In today’s world, it is hard to know what to believe. There is so much information coming at us, at every level, and all of it seems to be tainted and slanted by opinions and perceptions and agendas. I was a marketing major in college and it was always preached to us, that when it comes to marketing and selling anything, “Perception is reality.” That is why there are often beautiful people in car commercials. Our perception becomes that if we drive “such and such” car, we become one of the beautiful people.
It is really hard to drive in the truth to someone who has no desire to hear it. This is always a frustrating experience, isn’t it? And even more upsetting experiences, are those “a-ha” moments when you realize a truth about something or someone that you have been denying to yourself. When you finally face how something is, versus how you want it to be, this is nothing short of a gut punch. But then you are liberated. It is the pure truth, that the truth will set you free. When you face the truth, the decisions you make become based in the reality of a situation, and therefore you can get concrete results and answers, versus more tied up and tangled into the never-ending, ever-growing ball of yarn of lies and deceit. When you start living the truth, you trust yourself. You become your own best friend and mentor and then you are able to steer clear of other people’s fantasies. Or at the very least, you are able to admit to yourself that you are indulging in a little bit of delusion for a moment, which deep in your core, you know is in fact, a fantasy or even an out-and-out a lie.
Are you passing on love or are you passing on pain? Heal your pain and pass on love.
Boy, that’s a timely post. Thank you, Kelly.
🙂
I lived with a person that told themself lies and expected everyone around them to be complicit. I tried to go along with it, but when the evidence of reality fell short of the glamour of the lie, I couldn’t ignore it. I just don’t have that capability.
When I started therapy, I would discuss a specific situation with the therapist, and then I would drive both of us crazy by saying, “But what if that’s just a story I’m telling myself, and I only think it’s the truth?” I managed to work my way through that sticky wicket, and everything has been fine until just recently when I began ruminating on that question again. This time it came up as a response to unexpected new emotions. These were positive emotions, helpful emotions, and I didn’t trust them because I haven’t experienced them for a long time. So, I was afraid that I was lying to myself. And then my counselor said these magic words, “So what?”
I thought that I hadn’t been articulate, so I tried to explain it again. And she said, “So what?” I started to get really agitated, and she smiled and said, “So what if it’s a story that you’re telling yourself? We all tell ourselves stories. That’s how we make sense of our lives. You can tell yourself a story with a negative spin and choose to believe it and be miserable. Or you can spin a more positive version and believe it and be much happier. What story will you grow into?”

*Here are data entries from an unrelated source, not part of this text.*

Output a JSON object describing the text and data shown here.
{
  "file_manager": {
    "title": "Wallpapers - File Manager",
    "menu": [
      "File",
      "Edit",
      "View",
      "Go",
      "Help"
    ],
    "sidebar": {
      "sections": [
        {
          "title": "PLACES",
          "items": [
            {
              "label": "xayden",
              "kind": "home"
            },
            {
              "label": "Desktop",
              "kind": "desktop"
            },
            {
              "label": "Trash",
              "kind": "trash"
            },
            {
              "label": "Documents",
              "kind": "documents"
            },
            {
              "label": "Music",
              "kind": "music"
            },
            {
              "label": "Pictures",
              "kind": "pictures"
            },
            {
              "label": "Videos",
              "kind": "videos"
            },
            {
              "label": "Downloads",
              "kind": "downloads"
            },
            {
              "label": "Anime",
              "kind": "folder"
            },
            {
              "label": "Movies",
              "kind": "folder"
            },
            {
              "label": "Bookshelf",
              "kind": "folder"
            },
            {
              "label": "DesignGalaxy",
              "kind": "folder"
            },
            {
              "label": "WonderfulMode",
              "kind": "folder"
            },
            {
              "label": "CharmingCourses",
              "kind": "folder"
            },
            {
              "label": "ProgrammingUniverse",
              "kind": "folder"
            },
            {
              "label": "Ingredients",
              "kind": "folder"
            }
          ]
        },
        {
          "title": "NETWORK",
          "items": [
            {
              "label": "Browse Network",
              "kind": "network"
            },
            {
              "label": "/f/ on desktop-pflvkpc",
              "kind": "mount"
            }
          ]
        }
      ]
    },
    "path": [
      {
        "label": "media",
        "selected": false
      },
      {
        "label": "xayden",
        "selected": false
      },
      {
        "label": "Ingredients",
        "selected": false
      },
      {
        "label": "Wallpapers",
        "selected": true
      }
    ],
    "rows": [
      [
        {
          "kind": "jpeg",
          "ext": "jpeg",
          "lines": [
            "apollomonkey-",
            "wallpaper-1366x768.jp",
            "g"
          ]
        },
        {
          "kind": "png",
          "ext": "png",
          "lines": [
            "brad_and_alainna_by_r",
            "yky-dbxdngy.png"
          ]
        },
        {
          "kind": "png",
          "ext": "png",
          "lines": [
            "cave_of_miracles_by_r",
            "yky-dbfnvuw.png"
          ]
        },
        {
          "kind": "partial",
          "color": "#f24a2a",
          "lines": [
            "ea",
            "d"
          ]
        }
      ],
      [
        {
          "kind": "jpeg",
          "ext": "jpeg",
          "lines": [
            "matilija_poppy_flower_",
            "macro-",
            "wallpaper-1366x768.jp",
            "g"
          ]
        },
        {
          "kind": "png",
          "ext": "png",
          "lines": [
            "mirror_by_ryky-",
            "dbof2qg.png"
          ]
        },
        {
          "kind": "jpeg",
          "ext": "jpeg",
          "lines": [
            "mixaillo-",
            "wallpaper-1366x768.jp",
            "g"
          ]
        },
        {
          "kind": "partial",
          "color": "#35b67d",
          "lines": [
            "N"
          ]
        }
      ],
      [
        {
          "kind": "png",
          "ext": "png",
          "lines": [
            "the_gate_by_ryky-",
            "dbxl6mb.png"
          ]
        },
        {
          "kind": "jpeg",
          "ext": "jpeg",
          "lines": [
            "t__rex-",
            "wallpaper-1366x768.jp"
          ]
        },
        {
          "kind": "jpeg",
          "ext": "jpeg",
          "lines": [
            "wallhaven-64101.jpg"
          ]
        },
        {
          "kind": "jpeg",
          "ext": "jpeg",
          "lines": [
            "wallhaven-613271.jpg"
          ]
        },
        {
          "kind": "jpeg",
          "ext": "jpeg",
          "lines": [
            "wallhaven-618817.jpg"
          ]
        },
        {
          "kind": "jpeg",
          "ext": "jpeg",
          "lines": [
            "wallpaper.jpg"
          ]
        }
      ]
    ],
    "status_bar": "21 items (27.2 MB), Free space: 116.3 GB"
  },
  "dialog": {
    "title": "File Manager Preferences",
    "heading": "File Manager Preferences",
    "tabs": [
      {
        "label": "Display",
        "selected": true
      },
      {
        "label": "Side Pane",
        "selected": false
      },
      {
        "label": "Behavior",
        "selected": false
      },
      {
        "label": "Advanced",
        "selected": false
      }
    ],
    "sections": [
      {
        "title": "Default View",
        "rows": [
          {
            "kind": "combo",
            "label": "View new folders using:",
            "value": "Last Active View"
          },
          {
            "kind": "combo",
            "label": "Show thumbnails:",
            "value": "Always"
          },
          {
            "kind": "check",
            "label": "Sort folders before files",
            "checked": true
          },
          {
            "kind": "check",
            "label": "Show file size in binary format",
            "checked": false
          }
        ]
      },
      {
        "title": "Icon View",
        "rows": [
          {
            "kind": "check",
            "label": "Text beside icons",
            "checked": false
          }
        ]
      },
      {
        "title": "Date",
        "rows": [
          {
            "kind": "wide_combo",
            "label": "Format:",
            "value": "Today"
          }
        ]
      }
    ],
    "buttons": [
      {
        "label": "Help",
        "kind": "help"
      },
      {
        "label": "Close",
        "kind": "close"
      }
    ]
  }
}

Her question presented an entirely new perspective for me to consider. Life is a mixed bag of good and bad and while we may not be able to change the facts of a given situation, we can choose how we respond to those facts. Like you, I feel sorry for people who are so deluded that they almost live in an alternate reality. Not much will go right for them in this life because they aren’t using all the available information to make critical decisions. But for those of us who are able and willing to face the truth, to feel those emotions and have those difficult conversations, we can still tell ourselves stories and continue to live reality-based lives. I’ve decided to look for the silver lining in negative situations and tell myself that I will find it. I think my chances of living a happier existence rise dramatically when life is viewed from a place of optimism. I’m going to keep my feet rooted and my head in the clouds. You know what? It’s a breath of fresh air!
I love it, Kelly. I agree. The pure truth in life is that we are souls in bodies, living the bodily sensations. . . . the rest of it all, civilizations, creations, societies etc., are all things we have made up from our wonderful imaginations. It is always good to look for the silver linings!!